The question is: a plug board has 26 letters, and there are 13 cables. The cables connect all possible pair of letters.

How many possible configurations does the plug board provide? In other words, how many ways can 26 letters be divided into 13 pairs?

The result I found by calculation and some logic is:

$$25\cdot 23\cdot 21\cdot 19\cdot 17\cdot 15\cdot 13\cdot 11\cdot 9\cdot 7\cdot 5\cdot 3 = 7 905 853 580 625.$$

Is this correct?

How is the mathematical algorithm and formula to calculate this and similar problems?

Answer 1

One way to count would be as follows.

Consider the letters ordered, and labeled as $1,2,3,4,\dots,2N$. Let $A(N)$ be the number of possibilities to "pair them in $N$ pairs". We take the first letter, $1$, and pair it, i.e. we count its possible pairings. There are $(2N-1)$ possibilities. We make a choice of the $1$-match, eliminate this pair from the list, reorder, and count again.

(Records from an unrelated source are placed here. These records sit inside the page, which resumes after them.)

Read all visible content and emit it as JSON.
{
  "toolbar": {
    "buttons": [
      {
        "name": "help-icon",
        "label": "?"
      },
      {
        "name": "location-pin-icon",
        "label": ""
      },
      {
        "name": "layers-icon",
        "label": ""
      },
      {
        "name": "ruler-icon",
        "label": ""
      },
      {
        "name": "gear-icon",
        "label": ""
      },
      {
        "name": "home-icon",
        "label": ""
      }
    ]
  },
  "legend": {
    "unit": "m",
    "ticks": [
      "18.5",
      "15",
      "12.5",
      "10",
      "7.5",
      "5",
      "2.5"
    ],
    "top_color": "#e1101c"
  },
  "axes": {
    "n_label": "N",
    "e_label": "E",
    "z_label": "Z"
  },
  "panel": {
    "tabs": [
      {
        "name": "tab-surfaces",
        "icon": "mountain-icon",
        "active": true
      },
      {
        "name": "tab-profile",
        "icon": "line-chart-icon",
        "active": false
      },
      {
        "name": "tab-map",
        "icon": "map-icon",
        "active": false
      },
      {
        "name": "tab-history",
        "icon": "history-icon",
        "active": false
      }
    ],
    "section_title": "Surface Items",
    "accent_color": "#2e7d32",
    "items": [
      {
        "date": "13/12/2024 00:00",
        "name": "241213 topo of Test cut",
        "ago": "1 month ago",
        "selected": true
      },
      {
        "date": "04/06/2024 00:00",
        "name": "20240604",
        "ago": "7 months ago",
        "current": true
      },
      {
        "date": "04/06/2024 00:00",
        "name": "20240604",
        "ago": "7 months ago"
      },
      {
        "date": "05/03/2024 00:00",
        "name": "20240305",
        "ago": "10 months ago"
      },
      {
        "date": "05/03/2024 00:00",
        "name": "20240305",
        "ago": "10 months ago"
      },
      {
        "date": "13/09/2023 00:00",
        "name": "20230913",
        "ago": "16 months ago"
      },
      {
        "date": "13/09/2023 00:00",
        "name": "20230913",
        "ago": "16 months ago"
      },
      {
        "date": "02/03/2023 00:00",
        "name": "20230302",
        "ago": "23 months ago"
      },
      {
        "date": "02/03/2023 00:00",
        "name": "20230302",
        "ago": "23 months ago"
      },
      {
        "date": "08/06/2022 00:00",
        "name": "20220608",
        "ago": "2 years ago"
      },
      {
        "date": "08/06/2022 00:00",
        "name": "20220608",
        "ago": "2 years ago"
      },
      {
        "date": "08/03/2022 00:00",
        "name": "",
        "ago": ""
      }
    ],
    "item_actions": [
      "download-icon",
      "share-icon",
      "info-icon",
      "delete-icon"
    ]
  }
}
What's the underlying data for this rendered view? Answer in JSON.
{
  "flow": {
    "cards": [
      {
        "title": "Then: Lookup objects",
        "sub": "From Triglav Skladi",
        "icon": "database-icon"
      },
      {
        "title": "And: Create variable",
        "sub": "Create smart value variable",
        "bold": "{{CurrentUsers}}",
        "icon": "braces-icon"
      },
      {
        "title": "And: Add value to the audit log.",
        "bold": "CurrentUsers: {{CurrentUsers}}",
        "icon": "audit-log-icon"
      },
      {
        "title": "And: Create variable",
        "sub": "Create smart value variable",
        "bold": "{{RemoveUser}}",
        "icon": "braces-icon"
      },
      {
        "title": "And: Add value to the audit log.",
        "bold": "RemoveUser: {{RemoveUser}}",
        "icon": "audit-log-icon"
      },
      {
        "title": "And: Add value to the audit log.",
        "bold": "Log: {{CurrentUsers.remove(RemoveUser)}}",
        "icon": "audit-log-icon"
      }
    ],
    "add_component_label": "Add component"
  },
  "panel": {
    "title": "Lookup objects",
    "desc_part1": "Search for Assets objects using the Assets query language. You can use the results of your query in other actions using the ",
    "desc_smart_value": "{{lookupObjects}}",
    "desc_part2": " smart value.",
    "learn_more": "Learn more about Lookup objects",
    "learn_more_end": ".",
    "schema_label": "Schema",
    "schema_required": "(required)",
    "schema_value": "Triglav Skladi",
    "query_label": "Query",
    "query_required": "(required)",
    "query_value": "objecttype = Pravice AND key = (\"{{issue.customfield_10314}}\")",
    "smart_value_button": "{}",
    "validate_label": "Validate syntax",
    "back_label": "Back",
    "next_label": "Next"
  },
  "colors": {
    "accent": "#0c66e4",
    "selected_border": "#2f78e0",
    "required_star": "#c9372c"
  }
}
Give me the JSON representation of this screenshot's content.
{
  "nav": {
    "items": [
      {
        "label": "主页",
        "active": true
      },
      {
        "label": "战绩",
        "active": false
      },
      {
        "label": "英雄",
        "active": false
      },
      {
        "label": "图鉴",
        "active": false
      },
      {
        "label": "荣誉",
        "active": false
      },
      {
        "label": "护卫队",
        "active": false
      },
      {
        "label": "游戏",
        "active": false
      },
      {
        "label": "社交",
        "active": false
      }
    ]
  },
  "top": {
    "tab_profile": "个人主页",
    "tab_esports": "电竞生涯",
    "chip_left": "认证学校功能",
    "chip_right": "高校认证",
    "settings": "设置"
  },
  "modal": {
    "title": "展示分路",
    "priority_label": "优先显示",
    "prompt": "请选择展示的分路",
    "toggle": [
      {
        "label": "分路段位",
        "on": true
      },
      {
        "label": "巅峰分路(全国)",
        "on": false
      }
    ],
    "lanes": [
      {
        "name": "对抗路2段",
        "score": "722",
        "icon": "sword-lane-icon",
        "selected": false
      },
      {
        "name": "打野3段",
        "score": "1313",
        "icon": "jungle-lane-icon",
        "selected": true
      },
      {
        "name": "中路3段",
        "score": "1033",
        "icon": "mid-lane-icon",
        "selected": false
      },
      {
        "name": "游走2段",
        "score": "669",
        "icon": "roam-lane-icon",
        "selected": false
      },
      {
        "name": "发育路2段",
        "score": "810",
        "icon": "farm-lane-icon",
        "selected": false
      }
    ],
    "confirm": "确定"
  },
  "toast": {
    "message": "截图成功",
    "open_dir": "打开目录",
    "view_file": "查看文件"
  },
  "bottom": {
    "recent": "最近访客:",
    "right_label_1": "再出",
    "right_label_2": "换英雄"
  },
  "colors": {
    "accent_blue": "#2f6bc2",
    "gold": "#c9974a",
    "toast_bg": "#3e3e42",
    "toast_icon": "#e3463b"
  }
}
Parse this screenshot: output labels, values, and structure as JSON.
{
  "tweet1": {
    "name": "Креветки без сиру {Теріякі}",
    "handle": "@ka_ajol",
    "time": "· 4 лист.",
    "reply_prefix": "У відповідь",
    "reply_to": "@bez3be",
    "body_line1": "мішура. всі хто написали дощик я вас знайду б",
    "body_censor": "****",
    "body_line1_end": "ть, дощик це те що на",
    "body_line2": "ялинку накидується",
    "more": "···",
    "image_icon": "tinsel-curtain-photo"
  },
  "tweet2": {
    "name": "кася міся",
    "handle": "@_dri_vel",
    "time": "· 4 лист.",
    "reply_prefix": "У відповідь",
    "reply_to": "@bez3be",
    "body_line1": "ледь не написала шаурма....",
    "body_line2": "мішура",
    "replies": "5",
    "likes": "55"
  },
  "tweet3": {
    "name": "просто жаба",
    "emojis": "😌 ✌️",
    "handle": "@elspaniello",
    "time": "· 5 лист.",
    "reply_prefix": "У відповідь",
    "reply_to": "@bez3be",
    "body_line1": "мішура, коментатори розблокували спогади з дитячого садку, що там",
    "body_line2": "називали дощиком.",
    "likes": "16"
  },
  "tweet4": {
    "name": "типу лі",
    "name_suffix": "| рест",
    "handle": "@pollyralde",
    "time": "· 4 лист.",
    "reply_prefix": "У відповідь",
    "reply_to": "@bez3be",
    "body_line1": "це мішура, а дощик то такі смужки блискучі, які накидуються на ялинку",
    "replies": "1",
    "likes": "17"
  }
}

In this way we get inductively: $$ A(2N)=(2N-1)A(2N-2)\ . $$ Because $A(2)=1$, we get the formula $A(2N)=(2N-1)(2N-3)\cdots5\cdot 3\cdot 1$.

(Some people call this number $(2N-1)!!$.)

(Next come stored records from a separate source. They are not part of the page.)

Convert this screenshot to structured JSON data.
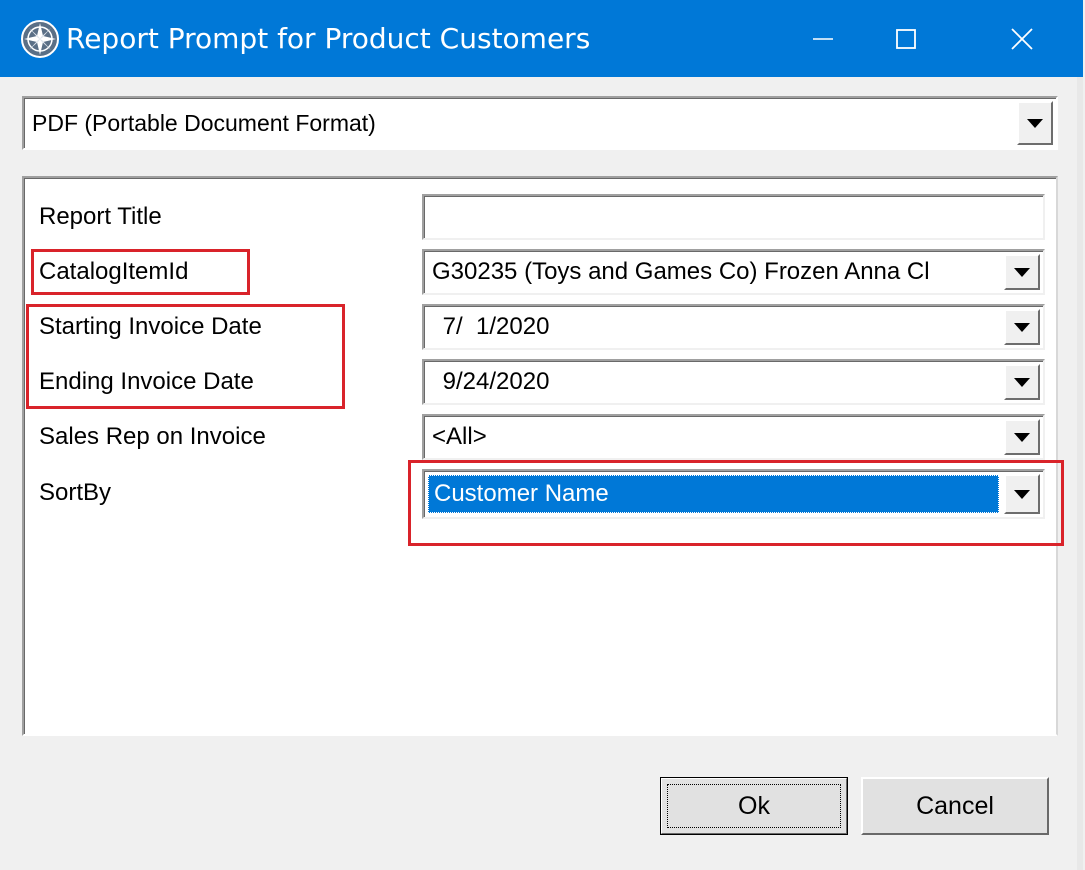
{
  "window": {
    "title": "Report Prompt for Product Customers",
    "icons": {
      "app": "compass-icon",
      "minimize": "minimize-icon",
      "maximize": "maximize-icon",
      "close": "close-icon"
    },
    "titlebar_color": "#0078d7"
  },
  "format_select": {
    "value": "PDF (Portable Document Format)"
  },
  "params": {
    "report_title": {
      "label": "Report Title",
      "value": ""
    },
    "catalog_item": {
      "label": "CatalogItemId",
      "value": "G30235 (Toys and Games Co) Frozen Anna Cl"
    },
    "start_date": {
      "label": "Starting Invoice Date",
      "value": " 7/  1/2020"
    },
    "end_date": {
      "label": "Ending Invoice Date",
      "value": " 9/24/2020"
    },
    "sales_rep": {
      "label": "Sales Rep on Invoice",
      "value": "<All>"
    },
    "sort_by": {
      "label": "SortBy",
      "value": "Customer Name"
    }
  },
  "buttons": {
    "ok": "Ok",
    "cancel": "Cancel"
  },
  "highlight_color": "#d9232a",
  "selection_color": "#0078d7"
}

(It is hard to put the hands on the "similar problems" part of the question.)

Answer 2

Yes, you are correct. This is my approach: we select a set of $13$ letters among the $26$ in $\binom{26}{13}$ ways. Then we assign the remaining $13$ letters to the chosen letters in $13!$ ways. Finally we divide the result by $2$, $13$ times because we are not interested in the order of the letters in the $13$ couples. The final result is $$\frac{\binom{26}{13}\cdot 13!}{2^{13}}=\frac {26!}{2^{13} \cdot 13!}=7 905 853 580 625$$ which is the same of yours.

Answer 3

Another approach is: the first pair can be selected in ${26\choose 2}$ ways, but we are not interested in the position of the pair among the $13$ pairs, hence we divide it by ${13\choose 1}$: $$\frac{{26\choose 2}}{{13\choose 1}}$$ Similarly, for other pairs.

At the end we get: $$\frac{{26\choose 2}}{{13\choose 1}}\cdot \frac{{24\choose 2}}{{12\choose 1}}\cdot\frac{{22\choose 2}}{{11\choose 1}}\cdot\frac{{20\choose 2}}{{10\choose 1}}\cdot \frac{{18\choose 2}}{{9\choose 1}}\cdot\frac{{16\choose 2}}{{8\choose 1}}\cdot\frac{{14\choose 2}}{{7\choose 1}}\cdot\frac{{12\choose 2}}{{6\choose 1}}\cdot\frac{{10\choose 2}}{{5\choose 1}}\cdot\frac{{8\choose 2}}{{4\choose 1}}\cdot\frac{{6\choose 2}}{{3\choose 1}}\cdot\frac{{4\choose 2}}{{2\choose 1}}\cdot\frac{{2\choose 2}}{{1\choose 1}},$$ which is what you have.